Hard copy personnel files are stored in locked cupboards in the work pod of the HR Manager and may not be removed from this location. Access to personnel files is limited to HR, Finance (for payroll purposes), CEO, Managing Partner and supervising partner of the individual. At all times, access to a file must be for a work-related purpose and comply with the provisions of the Act.
As a firm, we take all reasonable steps to protect the personal information we hold. We do this by use of appropriate physical security, including third party data storage facilities, and restricted access to both electronic and hard copy records. All Anthony Harper personnel are required to access personal information for work-related purposes only, to respect the confidentiality of personal information and the underlying privacy of individuals.
If your personal information is subject to unauthorised or accidental access, disclosure, alteration, loss or destruction or actions which prevent us from accessing it on a temporary or permanent basis (each event being a “Privacy Breach”), and such Privacy Breach is likely to cause you serious harm, we will notify you and the Privacy Commissioner in accordance with our obligations under the Act.
We’ll retain your personal information for as long as we have a relationship with you and for a period of time afterwards where we have an ongoing business need to retain it, in accordance with our internal retention policies and practices (for example, to provide you with a service you’ve requested or to comply with applicable legal requirements such as anti-money laundering and financial reporting legislation). Following that period, we’ll make sure it’s deleted or anonymised. Otherwise, as a general rule, we only keep your personal information for as long as we require it for the purposes of providing you with our Services.

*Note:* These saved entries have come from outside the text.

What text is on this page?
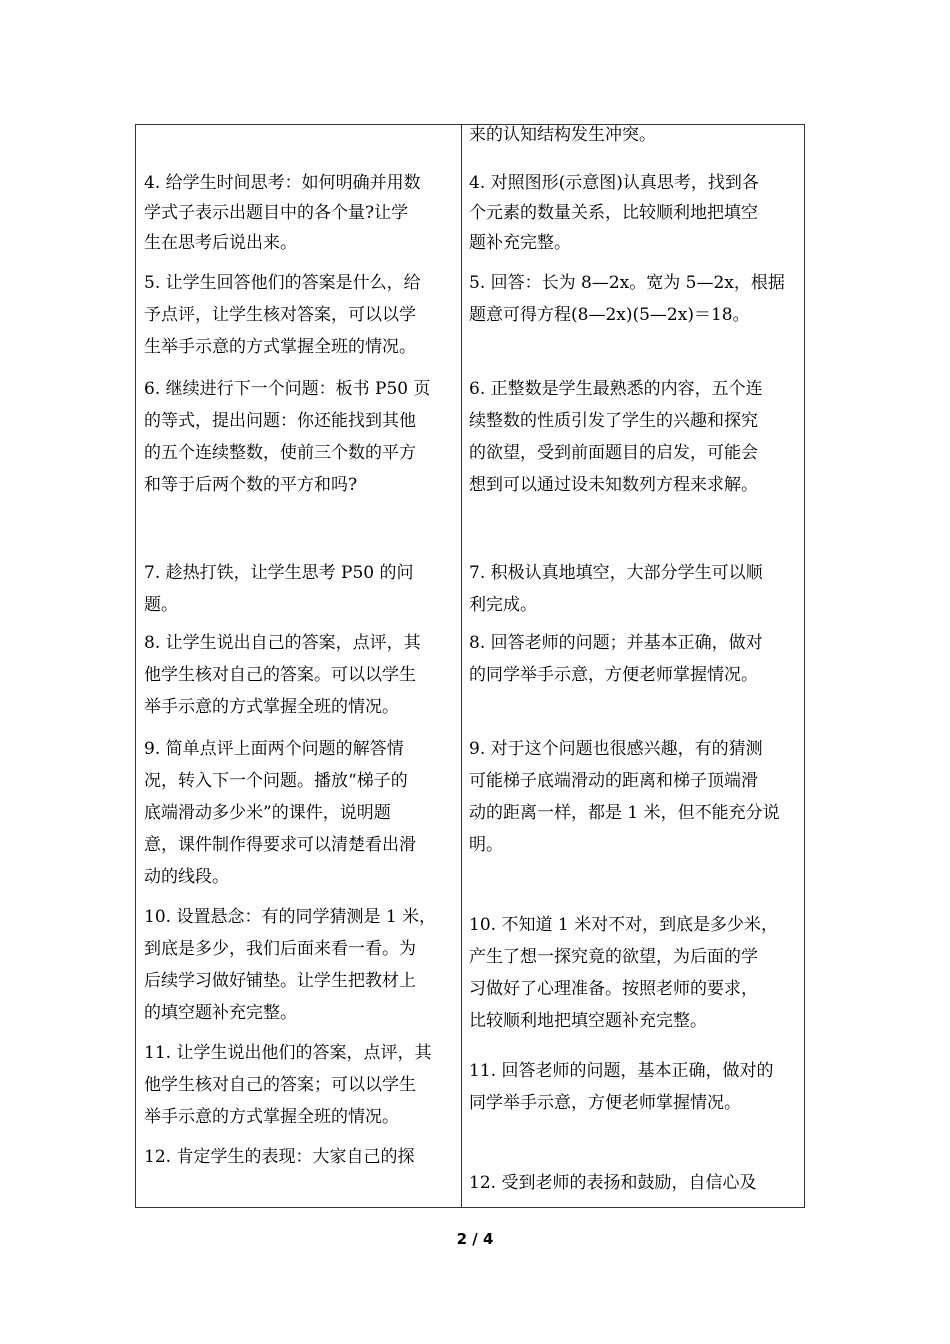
4. 给学生时间思考：如何明确并用数
学式子表示出题目中的各个量?让学
生在思考后说出来。
5. 让学生回答他们的答案是什么，给
予点评，让学生核对答案，可以以学
生举手示意的方式掌握全班的情况。
6. 继续进行下一个问题：板书 P50 页
的等式，提出问题：你还能找到其他
的五个连续整数，使前三个数的平方
和等于后两个数的平方和吗?
7. 趁热打铁，让学生思考 P50 的问
题。
8. 让学生说出自己的答案，点评，其
他学生核对自己的答案。可以以学生
举手示意的方式掌握全班的情况。
9. 简单点评上面两个问题的解答情
况，转入下一个问题。播放“梯子的
底端滑动多少米”的课件，说明题
意，课件制作得要求可以清楚看出滑
动的线段。
10. 设置悬念：有的同学猜测是 1 米，
到底是多少，我们后面来看一看。为
后续学习做好铺垫。让学生把教材上
的填空题补充完整。
11. 让学生说出他们的答案，点评，其
他学生核对自己的答案；可以以学生
举手示意的方式掌握全班的情况。
12. 肯定学生的表现：大家自己的探
来的认知结构发生冲突。
4. 对照图形(示意图)认真思考，找到各
个元素的数量关系，比较顺利地把填空
题补充完整。
5. 回答：长为 8—2x。宽为 5—2x，根据
题意可得方程(8—2x)(5—2x)＝18。
6. 正整数是学生最熟悉的内容，五个连
续整数的性质引发了学生的兴趣和探究
的欲望，受到前面题目的启发，可能会
想到可以通过设未知数列方程来求解。
7. 积极认真地填空，大部分学生可以顺
利完成。
8. 回答老师的问题；并基本正确，做对
的同学举手示意，方便老师掌握情况。
9. 对于这个问题也很感兴趣，有的猜测
可能梯子底端滑动的距离和梯子顶端滑
动的距离一样，都是 1 米，但不能充分说
明。
10. 不知道 1 米对不对，到底是多少米，
产生了想一探究竟的欲望，为后面的学
习做好了心理准备。按照老师的要求，
比较顺利地把填空题补充完整。
11. 回答老师的问题，基本正确，做对的
同学举手示意，方便老师掌握情况。
12. 受到老师的表扬和鼓励，自信心及
2 / 4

What about links to other websites?
Email, text and telephone communication
We are committed to complying with the Unsolicited Electronic Messages Act 2007.
By subscribing to emails and/or text communications, or otherwise providing your email address and/or mobile number, you consent to receiving emails and/or texts (as the case may be) which promote and market our products and services, or the products and services of others, from time to time.
You can unsubscribe from our email communications and/or text communications at any time by clicking the “Unsubscribe” link in any promotional or marketing email or text received or by emailing firstname.lastname@example.org.
Once you have unsubscribed from the email or text communications, you will be removed from the corresponding marketing list as soon as is reasonably practicable.
How can you access or correct personal information?
It is your responsibility to ensure that the personal information you provide is accurate, complete and up-to-date.
You may request access to the information we hold about you, or request that we update or correct any personal information we hold about you, or ask us to restrict or cease using and disclosing your personal information by setting out your request in writing and sending it to us at email@example.com.
We will review your request as soon as reasonably practicable to comply with our legal obligations. If we are unable to give you access to the information you have requested, we will give you reasons for this decision when we respond to your request.
We take your concerns seriously. If you have any concerns about privacy or the use or collection of your personal information by Anthony Harper please contact our Privacy Officer at firstname.lastname@example.org and include the words ‘ATT: THE PRIVACY OFFICER’ or call us on 09 920 6400.
We will respond as quickly as possible and handle all complaints in a way that is fair and consistent. However, if you remain dissatisfied, you can make a formal complaint with Office of the Privacy Commissioner.